Coaches kick on forth down more often than statistics indicate they should. In several cases, including fourth-and-goal situations early in games, their timid choices “represented clear-cut and large departures from win-maximization.” Romer’s paper got some attention in the NFL, but it has had almost no discernible impact on behavior. Going for it on fourth down is still seen as a daredevil move.” The Moneyball Myth, Bloomberg Businessweek, October 24 – October 30, 2011.
I loved the book Moneyball, by Michael Lewis. It highlighted so much of what I’ve seen in business and projects, where what we did day to day was based upon habit and “common wisdom” and not based on any hard facts or by truly paying attention.
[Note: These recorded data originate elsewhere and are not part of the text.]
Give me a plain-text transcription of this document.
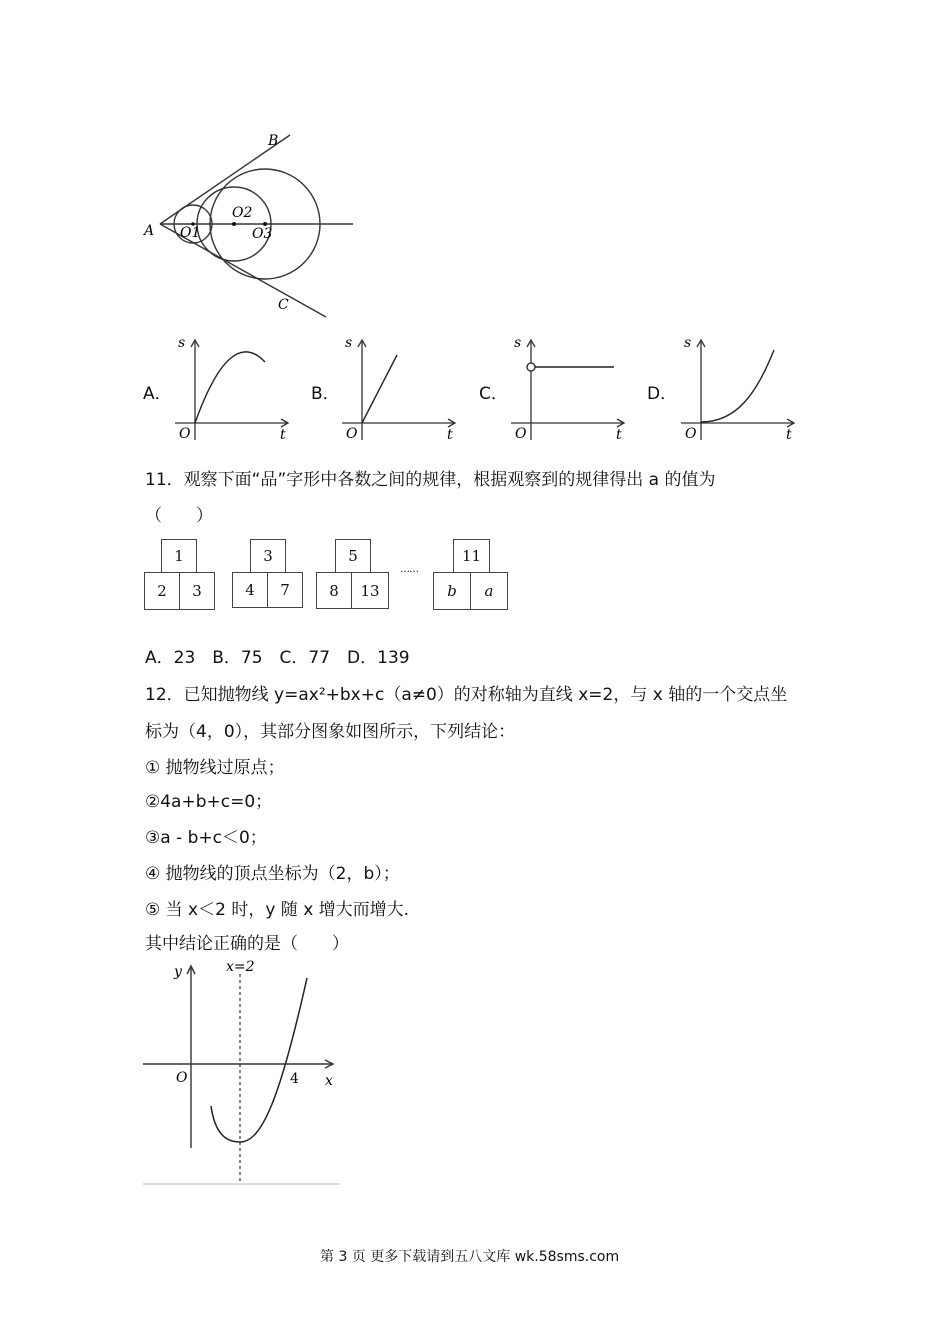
A
B
C
O1
O2
O3
A．
s
O	t
B．
s
O	t
C．
s
O	t
D．
s
O	t
11．观察下面“品”字形中各数之间的规律，根据观察到的规律得出 a 的值为
（　　）
1
2	3
3
4	7
5
8	13
……
11
b	a
A．23　B．75　C．77　D．139
12．已知抛物线 y=ax²+bx+c（a≠0）的对称轴为直线 x=2，与 x 轴的一个交点坐
标为（4，0），其部分图象如图所示，下列结论：
① 抛物线过原点；
②4a+b+c=0；
③a - b+c＜0；
④ 抛物线的顶点坐标为（2，b）；
⑤ 当 x＜2 时，y 随 x 增大而增大.
其中结论正确的是（　　）
y	x=2
O	4 x
第 3 页 更多下载请到五八文库 wk.58sms.com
The fact that habit and alleged “common wisdom” kept us in business (even if the projects were late and buggy) was proof that they were the right things to do. When we finally shook things up and significantly improved what we were doing (e.g., on time projects with good quality), many folks clung to the old way of thinking and looked for holes to poke in the new strategies and approaches.
The above Businessweek article seems to be trying to do the same thing for the experience reported in Moneyball. It seems that because everyone didn’t automatically jump on and use the successful approaches reported, it must mean the methods are not really very good (i.e., a myth). The argument is couched in “efficient market hypothesis” and how if sports was an efficient market then these findings (and others like them) would be adopted by everyone and hence they would no longer be an advantage to anyone.
I’ve seen this kind of argument used before in trying to cast doubt on a method or approach in management. Because it is not perfect, it must be wrong. Because everyone is not doing it, we should not do it. Because we can find an example where it didn’t work, it shouldn’t be tried here. In my experience, this mind set is not based upon the objective experience, but usually based upon a resistance to change, the fear of losing what we know and hence our relevance to the organization.
The solution that has worked for me is to stick to the objective data and to work at minimizing the emotions (e.g, listen to people, understand and help air their concerns, take their suggestions where possible, etc.). The data and the experience will indicate what works and why it works. Working with people through the learning curve will help them adjust to the new concepts and approaches. Sometimes we just need time and perseverance, as the learning curve indicates, to let folks understand and adapt. Be careful, however, an awful lot of organizations wait too long before finally making a needed change.
As project managers, trying to have a successful project, we’ve probably all seen this before. A good approach to a problem is opposed because it is not perfect or someone finds examples where it did not go well. Often, this serves only to instill fear, uncertainty, and doubt and takes us away from the focus on the underlying reasons and approach. No approach to any non trivial problem is perfect. We just need to retain the courage of our convictions in our planning and experience, and press on with the best approach we know for implementing a successful project.
How do you handle arguments that your project’s approach may not be perfect?